Design and Optimization of Baidu Short Video Push System

The article introduces the short‑video Push system used by multiple Baidu apps (e.g., Haokan Video, Live, Du Xiao Shi) and explains its purpose: delivering personalized, operational, and real‑time notifications to billions of active users to boost engagement and retention.

Background : In an era of information overload, Push technology shifts from pull‑based retrieval to proactive delivery, making timely, user‑specific notifications essential for mobile applications.

Key Terminology : definitions of Message Push, Personalized Push, Operational Push, and Real‑time Push are provided to clarify the different push scenarios.

System Overview : The architecture consists of a material center, user center, personalized recall service, realtime‑API, frequency‑control (UFC) service, pre‑processing service, sending service, receipt service, and a control center (PCC). Data flows from client SDKs through user and material centers, into recommendation engines, task creation, pre‑processing, and finally delivery via cloud Push middle‑platform to vendor agents or long‑link services.

Core Modules are described in detail, highlighting their responsibilities and interactions.

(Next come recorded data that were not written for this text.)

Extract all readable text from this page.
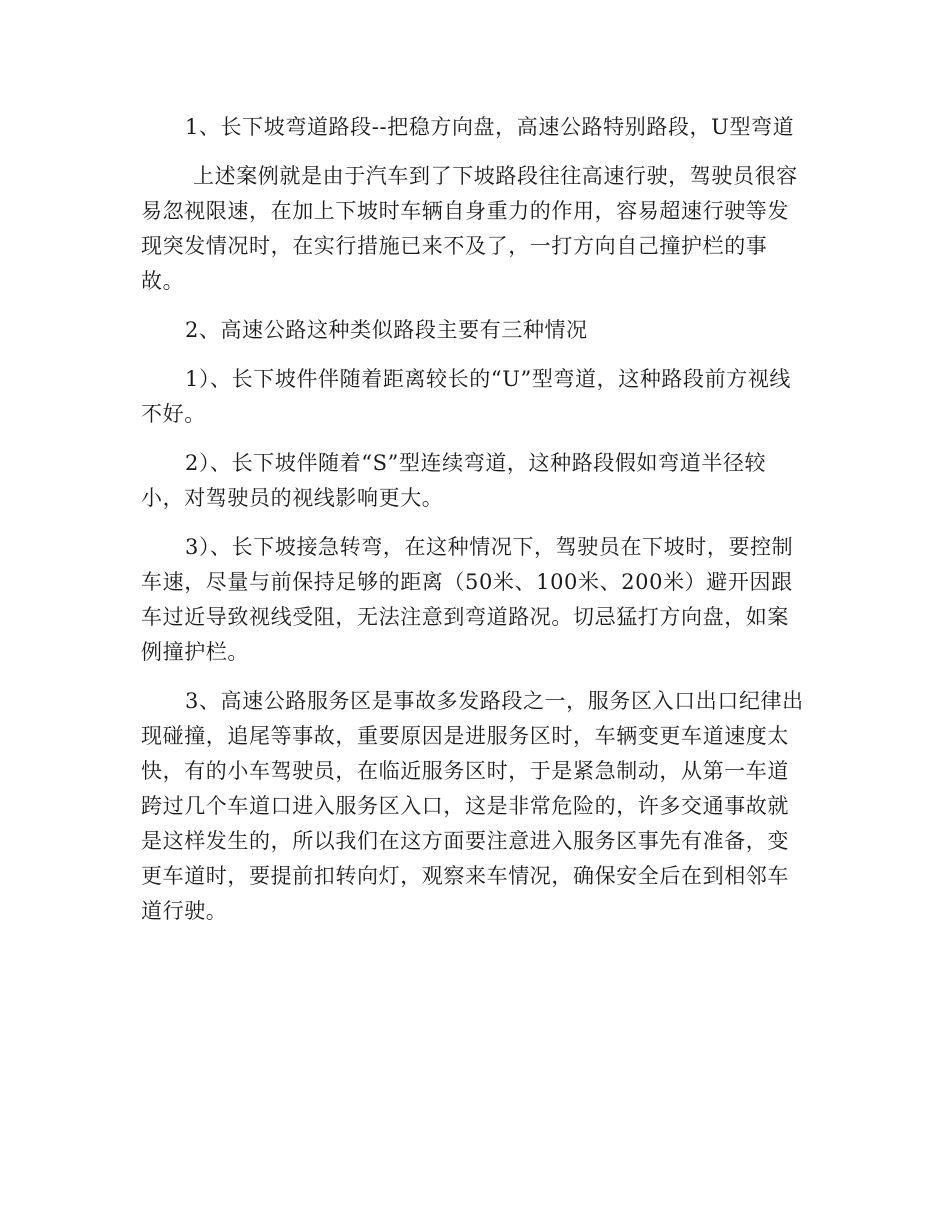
1、长下坡弯道路段--把稳方向盘，高速公路特别路段，U型弯道

上述案例就是由于汽车到了下坡路段往往高速行驶，驾驶员很容易忽视限速，在加上下坡时车辆自身重力的作用，容易超速行驶等发现突发情况时，在实行措施已来不及了，一打方向自己撞护栏的事故。

2、高速公路这种类似路段主要有三种情况

1）、长下坡件伴随着距离较长的“U”型弯道，这种路段前方视线不好。

2）、长下坡伴随着“S”型连续弯道，这种路段假如弯道半径较小，对驾驶员的视线影响更大。

3）、长下坡接急转弯，在这种情况下，驾驶员在下坡时，要控制车速，尽量与前保持足够的距离（50米、100米、200米）避开因跟车过近导致视线受阻，无法注意到弯道路况。切忌猛打方向盘，如案例撞护栏。

3、高速公路服务区是事故多发路段之一，服务区入口出口纪律出现碰撞，追尾等事故，重要原因是进服务区时，车辆变更车道速度太快，有的小车驾驶员，在临近服务区时，于是紧急制动，从第一车道跨过几个车道口进入服务区入口，这是非常危险的，许多交通事故就是这样发生的，所以我们在这方面要注意进入服务区事先有准备，变更车道时，要提前扣转向灯，观察来车情况，确保安全后在到相邻车道行驶。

Data Flow : User behavior logs are collected, transformed into tables, used by strategies to generate material and user sets, which are then recalled, packaged into tasks, sent to the Push middle‑platform, and finally delivered to devices. Receipt data is fed back for monitoring and model training.

Iterative Optimizations :

1) Personalized first/last push time estimation based on user activity windows to improve click‑through rates.

2) User‑group service redesign: replacing physical‑machine‑based user packages with bitmap‑based user groups managed via the AMIS platform, enabling logical expressions, efficient bitmap operations, and reduced memory usage.

3) Frequency‑control service overhaul: moving from static hash‑mod allocation to a dynamically scalable consistent‑hash architecture, adding whitelist handling, and supporting fine‑grained time‑slot controls.

4) Data compression using Google Protocol Buffers, which reduces payload size to about 25% of JSON and speeds up serialization, saving ~75% Redis memory for frequency‑control data.

Conclusion : Push remains a low‑cost, high‑impact channel for mobile product operations. Effective system design—covering architecture, personalization, frequency control, and efficient serialization—directly influences user experience, engagement, and operational scalability.